The geniuses over at MIT have developed a photovoltaic (PV) cell that can be printed on paper, almost like you’d print a photo with an inkjet printer. The technology, according to MIT, is still in its infancy, and it will be years before it’s ready for market. Right now the technology is only about 1.5 percent to 2 percent efficient at converting sunlight into electricity. But the breakthrough represents a way to produce PV at an extremely low cost.
The cells are made of nano-sized, carbon-based dyes.
MIT said it’s a first, though other makers of nanophotovoltaics, like Nanosolar also are creating printable solar panels. Bringing nanotechnology and printing technology to PV technology has many important implications. Nanotechnology vastly reduces the amount of materials used in PV cells, reducing the cost of materials needed to make the panels. It also allows for incredibly light PV panels, which makes installation and shipping of the panels much easier. And some nanotechnology processes allow for self-assembly. This reduces the amount of extra energy needed to make the PV materials themselves.

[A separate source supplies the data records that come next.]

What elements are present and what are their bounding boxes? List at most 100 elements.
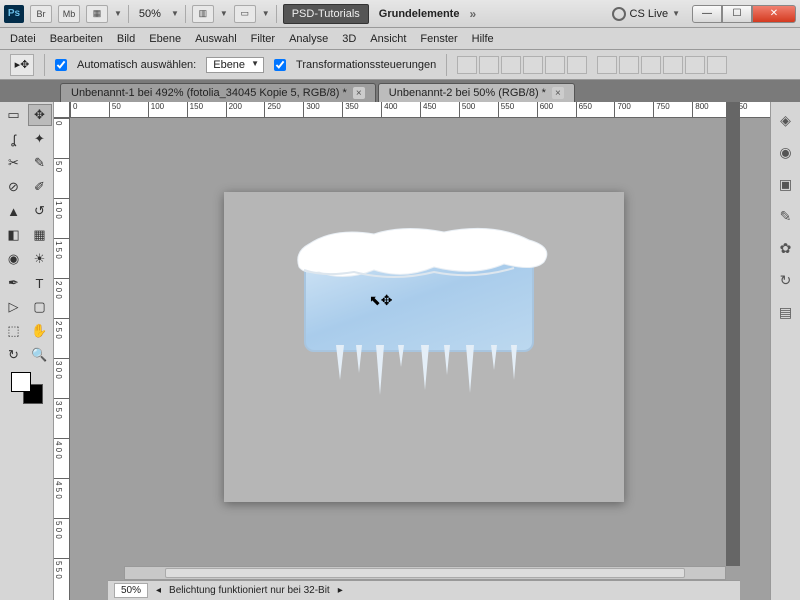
auto-select-dropdown[interactable]: Ebene (206, 57, 264, 73)
menu-fenster[interactable]: Fenster (420, 33, 457, 45)
align-left-icon[interactable] (523, 56, 543, 74)
view-extras-icon[interactable]: ▥ (192, 5, 214, 23)
eraser-tool-icon[interactable]: ◧ (2, 224, 26, 246)
maximize-button[interactable]: ☐ (722, 5, 752, 23)
magic-wand-tool-icon[interactable]: ✦ (28, 128, 52, 150)
workspace-grundelemente[interactable]: Grundelemente (375, 8, 464, 20)
options-bar: ▸✥ Automatisch auswählen: Ebene Transfor… (0, 50, 800, 80)
minimize-button[interactable]: — (692, 5, 722, 23)
menu-datei[interactable]: Datei (10, 33, 36, 45)
ruler-origin[interactable] (54, 102, 70, 118)
chevron-down-icon[interactable]: ▼ (114, 9, 122, 18)
auto-select-checkbox[interactable] (55, 59, 67, 71)
menu-filter[interactable]: Filter (251, 33, 275, 45)
align-bottom-icon[interactable] (501, 56, 521, 74)
healing-brush-tool-icon[interactable]: ⊘ (2, 176, 26, 198)
distribute-icon[interactable] (597, 56, 617, 74)
align-top-icon[interactable] (457, 56, 477, 74)
zoom-tool-icon[interactable]: 🔍 (28, 344, 52, 366)
pen-tool-icon[interactable]: ✒ (2, 272, 26, 294)
transform-controls-label: Transformationssteuerungen (296, 59, 436, 71)
dodge-tool-icon[interactable]: ☀ (28, 248, 52, 270)
canvas-document[interactable] (224, 192, 624, 502)
blur-tool-icon[interactable]: ◉ (2, 248, 26, 270)
distribute-icon[interactable] (663, 56, 683, 74)
eyedropper-tool-icon[interactable]: ✎ (28, 152, 52, 174)
canvas-viewport[interactable]: 0501001502002503003504004505005506006507… (54, 102, 770, 600)
3d-tool-icon[interactable]: ⬚ (2, 320, 26, 342)
document-tab[interactable]: Unbenannt-1 bei 492% (fotolia_34045 Kopi… (60, 83, 376, 102)
brush-tool-icon[interactable]: ✐ (28, 176, 52, 198)
distribute-buttons (597, 56, 727, 74)
crop-tool-icon[interactable]: ✂ (2, 152, 26, 174)
chevron-down-icon[interactable]: ▼ (220, 9, 228, 18)
gradient-tool-icon[interactable]: ▦ (28, 224, 52, 246)
separator (128, 5, 129, 23)
align-right-icon[interactable] (567, 56, 587, 74)
menu-hilfe[interactable]: Hilfe (472, 33, 494, 45)
chevron-down-icon[interactable]: ▼ (171, 9, 179, 18)
bridge-icon[interactable]: Br (30, 5, 52, 23)
zoom-level[interactable]: 50% (135, 8, 165, 20)
status-zoom[interactable]: 50% (114, 583, 148, 598)
move-tool-icon[interactable]: ✥ (28, 104, 52, 126)
title-bar: Ps Br Mb ▦ ▼ 50% ▼ ▥ ▼ ▭ ▼ PSD-Tutorials… (0, 0, 800, 28)
transform-controls-checkbox[interactable] (274, 59, 286, 71)
styles-panel-icon[interactable]: ✿ (776, 238, 796, 258)
close-button[interactable]: ✕ (752, 5, 796, 23)
distribute-icon[interactable] (619, 56, 639, 74)
minibridge-icon[interactable]: Mb (58, 5, 80, 23)
scrollbar-thumb[interactable] (165, 568, 685, 578)
history-panel-icon[interactable]: ↻ (776, 270, 796, 290)
align-hcenter-icon[interactable] (545, 56, 565, 74)
distribute-icon[interactable] (641, 56, 661, 74)
cs-live-icon (612, 7, 626, 21)
vertical-scrollbar[interactable] (726, 102, 740, 566)
move-tool-indicator[interactable]: ▸✥ (10, 54, 34, 76)
marquee-tool-icon[interactable]: ▭ (2, 104, 26, 126)
chevron-down-icon[interactable]: ▼ (262, 9, 270, 18)
rotate-view-tool-icon[interactable]: ↻ (2, 344, 26, 366)
path-select-tool-icon[interactable]: ▷ (2, 296, 26, 318)
type-tool-icon[interactable]: T (28, 272, 52, 294)
align-vcenter-icon[interactable] (479, 56, 499, 74)
distribute-icon[interactable] (707, 56, 727, 74)
adjustments-panel-icon[interactable]: ✎ (776, 206, 796, 226)
paths-panel-icon[interactable]: ▣ (776, 174, 796, 194)
clone-stamp-tool-icon[interactable]: ▲ (2, 200, 26, 222)
auto-select-label: Automatisch auswählen: (77, 59, 196, 71)
cs-live-button[interactable]: CS Live ▼ (612, 7, 680, 21)
align-buttons (457, 56, 587, 74)
arrange-docs-icon[interactable]: ▭ (234, 5, 256, 23)
menu-bild[interactable]: Bild (117, 33, 135, 45)
more-workspaces-icon[interactable]: » (469, 7, 476, 21)
menu-3d[interactable]: 3D (342, 33, 356, 45)
layers-panel-icon[interactable]: ◈ (776, 110, 796, 130)
shape-tool-icon[interactable]: ▢ (28, 296, 52, 318)
actions-panel-icon[interactable]: ▤ (776, 302, 796, 322)
menu-bearbeiten[interactable]: Bearbeiten (50, 33, 103, 45)
horizontal-scrollbar[interactable] (124, 566, 726, 580)
menu-bar: Datei Bearbeiten Bild Ebene Auswahl Filt… (0, 28, 800, 50)
distribute-icon[interactable] (685, 56, 705, 74)
close-tab-icon[interactable]: × (552, 87, 564, 99)
color-swatches[interactable] (11, 372, 43, 404)
hand-tool-icon[interactable]: ✋ (28, 320, 52, 342)
vertical-ruler[interactable]: 05 01 0 01 5 02 0 02 5 03 0 03 5 04 0 04… (54, 118, 70, 600)
history-brush-tool-icon[interactable]: ↺ (28, 200, 52, 222)
status-prev-icon[interactable]: ◂ (156, 585, 161, 596)
menu-ebene[interactable]: Ebene (149, 33, 181, 45)
menu-ansicht[interactable]: Ansicht (370, 33, 406, 45)
screen-mode-icon[interactable]: ▦ (86, 5, 108, 23)
channels-panel-icon[interactable]: ◉ (776, 142, 796, 162)
document-tab-active[interactable]: Unbenannt-2 bei 50% (RGB/8) * × (378, 83, 575, 102)
close-tab-icon[interactable]: × (353, 87, 365, 99)
menu-analyse[interactable]: Analyse (289, 33, 328, 45)
foreground-color-swatch[interactable] (11, 372, 31, 392)
status-next-icon[interactable]: ▸ (338, 585, 343, 596)
horizontal-ruler[interactable]: 0501001502002503003504004505005506006507… (70, 102, 770, 118)
tools-panel: ▭ ✥ ʆ ✦ ✂ ✎ ⊘ ✐ ▲ ↺ ◧ ▦ ◉ ☀ ✒ T ▷ ▢ ⬚ ✋ … (0, 102, 54, 600)
menu-auswahl[interactable]: Auswahl (195, 33, 237, 45)
workspace-psd-tutorials[interactable]: PSD-Tutorials (283, 4, 369, 24)
lasso-tool-icon[interactable]: ʆ (2, 128, 26, 150)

Being able to print the PV cells has additional cost-effective benefits. Since the PV elements of the solar cell are contained in an ink-like medium, they can be sprayed or literally painted on a surface. Some older PV technologies, like silicon wafer or polycrystalline solar, take a lot of energy and time to produce. Some PV cells essentially must be grown. By using existing printing technology, it drastically reduces the time and energy used to produce the cells themselves. And companies like Nanosolar can basically print PV cells from reel to reel—like printing a newspaper.
The MIT technique could also be used to print cells on plastics or other flexible surfaces. At this point, MIT is envisioning a low-cost means of creating PV that doesn’t need to last for 20 or more years, more like just a few years.
One of the engineers of the MIT project said, “One could imagine folding a solar panel in an envelope, slip it in a brief case, and unfolding it to power a light weight laptop—no need for heavy cumbersome untidy cables or plug adapters in different countries.” Imagine that.